Fire Chief Brian Bressner and Deputy Fire Chief Mike Mills didn’t hold back in their meeting with the Ottawa City Council on Friday morning as the department is hurting bad when it comes to staffing.
Bressner stated the department is operating with seven members down with the possibility of losing two more. Of the 27 firefighters available at full staff, it currently has 20.
This is shortage has been put a strain on the department with calls being at an all-time high and a staff that is seeing more injuries than the state and federal averages.
“We’re asking these guys that are running with 18 or 20 personnel to keep running for 4,000 calls, keep running to 12 to 15 calls a day,” Bressner said. “Every day is an overtime day, calling them currently once this morning and we called twice yesterday.”
Bressner said the firefighters don’t have much of a home life at this point and when they are home, their phones are ringing.
The department’s issues stem from the recruitment of new firefighters and retaining them. Ottawa’s starting salary for a firefighter is in line with departments like Oswego, Naperville and Aurora, but it tops out at $75,218 per year while Oswego tops out at $94,816.
Bressner said the department only comes close to that number when factoring in the large amount of overtime firefighters are putting in because they’re short-staffed.
“The city needs to be proud of what they’re doing because they’re doing more with less right now,” Bressner said. “I know there’s days when they come in and they’re cranky and tired and I feel their pain.”
Mills said being so low on firefighters has limited the department’s ability to keep up on training and run special assignments like what he referred to as ‘pre-plans,’ which are inspections firefighters do to make sure there aren’t any hazards to firefighters or civilians.
“It handcuffs us for basically all of our operations, because right now we’re in survival mode,” Mills said. “We’re basically just trying to cover our emergency calls.”
Bressner’s presentation laid out a plan that would help the department build up a farm system of sorts that would allow it to train 18-year-olds interested in the fire service.
The plan would be to hire at 18 and train them over a three year process so when they turn 21, they can be hired already meeting all the training requirements set forth by the contract, although this is a solution that would take three years.

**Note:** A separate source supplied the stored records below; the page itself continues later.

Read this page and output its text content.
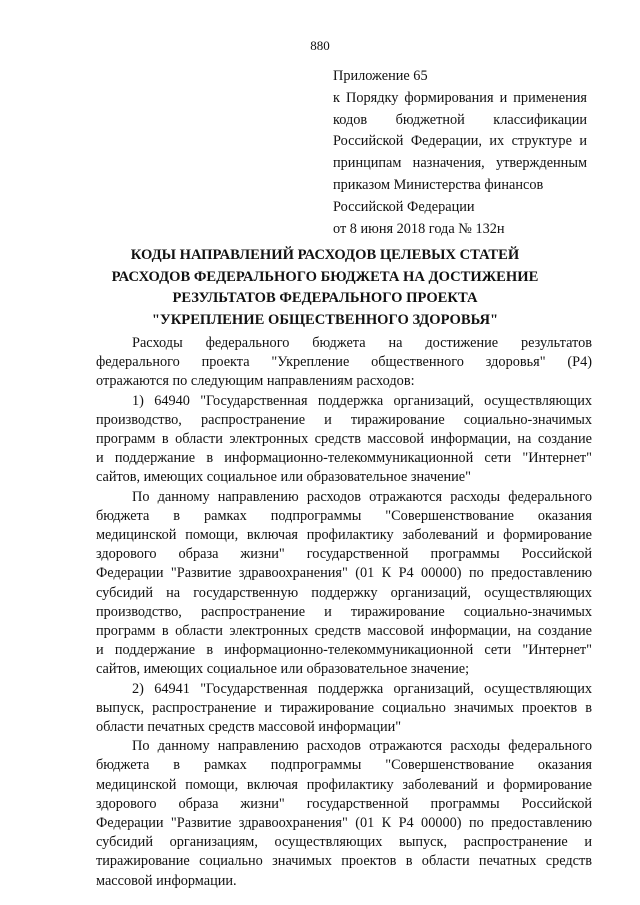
880
Приложение 65
к Порядку формирования и применения
кодов бюджетной классификации
Российской Федерации, их структуре и
принципам назначения, утвержденным
приказом Министерства финансов
Российской Федерации
от 8 июня 2018 года № 132н
КОДЫ НАПРАВЛЕНИЙ РАСХОДОВ ЦЕЛЕВЫХ СТАТЕЙ
РАСХОДОВ ФЕДЕРАЛЬНОГО БЮДЖЕТА НА ДОСТИЖЕНИЕ
РЕЗУЛЬТАТОВ ФЕДЕРАЛЬНОГО ПРОЕКТА
"УКРЕПЛЕНИЕ ОБЩЕСТВЕННОГО ЗДОРОВЬЯ"
Расходы федерального бюджета на достижение результатов
федерального проекта "Укрепление общественного здоровья" (Р4)
отражаются по следующим направлениям расходов:
1) 64940 "Государственная поддержка организаций, осуществляющих
производство, распространение и тиражирование социально-значимых
программ в области электронных средств массовой информации, на создание
и поддержание в информационно-телекоммуникационной сети "Интернет"
сайтов, имеющих социальное или образовательное значение"
По данному направлению расходов отражаются расходы федерального
бюджета в рамках подпрограммы "Совершенствование оказания
медицинской помощи, включая профилактику заболеваний и формирование
здорового образа жизни" государственной программы Российской
Федерации "Развитие здравоохранения" (01 К Р4 00000) по предоставлению
субсидий на государственную поддержку организаций, осуществляющих
производство, распространение и тиражирование социально-значимых
программ в области электронных средств массовой информации, на создание
и поддержание в информационно-телекоммуникационной сети "Интернет"
сайтов, имеющих социальное или образовательное значение;
2) 64941 "Государственная поддержка организаций, осуществляющих
выпуск, распространение и тиражирование социально значимых проектов в
области печатных средств массовой информации"
По данному направлению расходов отражаются расходы федерального
бюджета в рамках подпрограммы "Совершенствование оказания
медицинской помощи, включая профилактику заболеваний и формирование
здорового образа жизни" государственной программы Российской
Федерации "Развитие здравоохранения" (01 К Р4 00000) по предоставлению
субсидий организациям, осуществляющих выпуск, распространение и
тиражирование социально значимых проектов в области печатных средств
массовой информации.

Mayor Dan Aussem said the city has also worked with a lobbyist along with other cities to see if there’s a way to change the age required to be a firefighter to 18 instead of 21, although he said there’s been some pushback and it may have to wait until after the election.
The department is also in need of new facilities, with station one at 301 Lafayette St. being in fair condition and the south side station at 1301 State St. being in poor condition.
Bressner said the department has outgrown both and is in need of a third station in the future and neither currently have room for expansion.
Commissioner Tom Ganiere, a retired firefighter, said the year he started the department ran 854 calls split about 50/50 between fire and medical calls, and over 90% of those were to the high rises for things like burnt food. Bressner’s numbers show that the department this year has run 4,154 calls.
“In 51 years, the fire department has only increased in size twice,” Ganiere said. “In 1971 when they built the Southside station I think they hired six or eight and then in 1995 they hired three more firefighters. That’s it. As we all know, if you’ve got a business and you increase your business five fold, you will increase your staffing or your business goes under.”
Many of the department’s needs, Bressner said, are universal among a lot of fire departments, and some of these can be addressed through grants.
During the upcoming City Council meeting at 7 p.m. on Tuesday at 301 W. Madison St., the city will vote on submitting two grant applications; one to help purchase new self-contained breathing apparatuses to replace the old ones and another called the SAFER grant, a federal grant that pays the first three years of salary for new firefighters in an effort to aid departments struggling to hire.